Más allá de su resonancia sociopolítica, los paseos fantasmas y otras tomas del tren contribuyen al ritmo y la atmósfera mesurados del documental, reforzados en lo sonoro por la música “ambient” compuesta por Eddy Monje y Ricardo Wheelock. En El mito blanco, el tren y su infraestructura se vinculan con el presente y el pasado de la migración regional, y evocan su papel en la historia del cine.
El estreno
El mito blanco, del cineasta nicaragüense Gabriel Serra Argüello, se estrenará en Costa Rica el próximo 22 de octubre, en el Cine Magaly.
La película tendrá tres funciones adicionales en La Salita, del mismo cine y una función especial en CCM de Plaza Mayor.
En el Magaly se exhibirá el jueves 22 de octubre, a las 7 p. m.; en La Salita se dará el viernes 23 de octubre (4:15 p. m.), sábado 24 de octubre (12 m.), el domingo 25 de octubre (5:30 p. m.), el martes 27 de octubre (7:10 p. m.), y el miércoles 28 de octubre (4:20 p. m.). Finalmente, en CCM- Plaza Mayor la película se dará el miércoles 28 a las 7:30 p. m., en la Sala 2.
El viaje narrativo que realiza Serra, quien ha vivido los últimos años en Costa Rica, lo hace también mediante un recorrido en tren, adentrándose en la profundidad de nuestro país.
“Al leer sobre la historia del tren, entendí dos cosas. La primera, que con la construcción del tren, a finales del siglo XIX, se dio el nacimiento de la identidad racial costarricense, ya que muchas personas de orígenes asiático, afroantillano y europeo migraron a Costa Rica para trabajar en el tren”, apunta el cineasta. “Lo segundo, fue que los políticos, científicos y élites de esa época tenían una política de diferenciación racial, privilegiando la migración de poblaciones europeas. Esto último marcó el devenir de su imaginario social y de una posición geopolítica frente a la región centroamericana”.
La película fue grabada en diversas localidades de Costa Rica (San José centro, La Carpio, San Vito, Madre de Dios, Limón y en líneas de tren del INCOFER), de Nicaragua (Masaya) y en la ciudad fronteriza con Panamá (Paso Canoas).

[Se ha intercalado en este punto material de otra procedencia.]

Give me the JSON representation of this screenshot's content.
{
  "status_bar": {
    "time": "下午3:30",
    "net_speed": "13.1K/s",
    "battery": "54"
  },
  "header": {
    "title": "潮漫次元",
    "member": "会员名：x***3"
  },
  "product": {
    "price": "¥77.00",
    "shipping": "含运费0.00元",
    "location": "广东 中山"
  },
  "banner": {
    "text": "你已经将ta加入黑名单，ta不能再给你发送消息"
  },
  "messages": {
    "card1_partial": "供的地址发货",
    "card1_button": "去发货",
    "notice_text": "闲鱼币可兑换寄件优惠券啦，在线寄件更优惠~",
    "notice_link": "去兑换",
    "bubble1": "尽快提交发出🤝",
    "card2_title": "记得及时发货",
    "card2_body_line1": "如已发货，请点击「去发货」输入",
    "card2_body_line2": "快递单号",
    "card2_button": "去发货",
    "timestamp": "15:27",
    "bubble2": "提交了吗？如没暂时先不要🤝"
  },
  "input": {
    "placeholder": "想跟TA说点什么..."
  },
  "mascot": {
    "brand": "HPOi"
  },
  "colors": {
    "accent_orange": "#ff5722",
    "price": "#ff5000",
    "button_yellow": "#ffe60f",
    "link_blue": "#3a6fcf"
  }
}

Para Gabriel Serra, nicaragüense migrante en Costa Rica y de padre argentino, el proyecto lo atraviesa personalmente: “Entender, aceptar y reflexionar sobre mis orígenes me ha permitido conocer mejor sobre mi identidad. El sentido de pertenencia que uno tiene hacia una comunidad no está ligado al color de piel, sino a la conexión que existe con ese espacio, con sus tradiciones, entre muchas otras cosas”.
Serra, de 36 años, recibió una nominación para los premios Óscar en 2015 por su cortometraje documental La Parka. El multi galardonado director coreano Bong Joon-ho (Parasite) le contó al medio Indiewire que esta película corta fue una de sus referencias para crear su reconocida cinta Okja.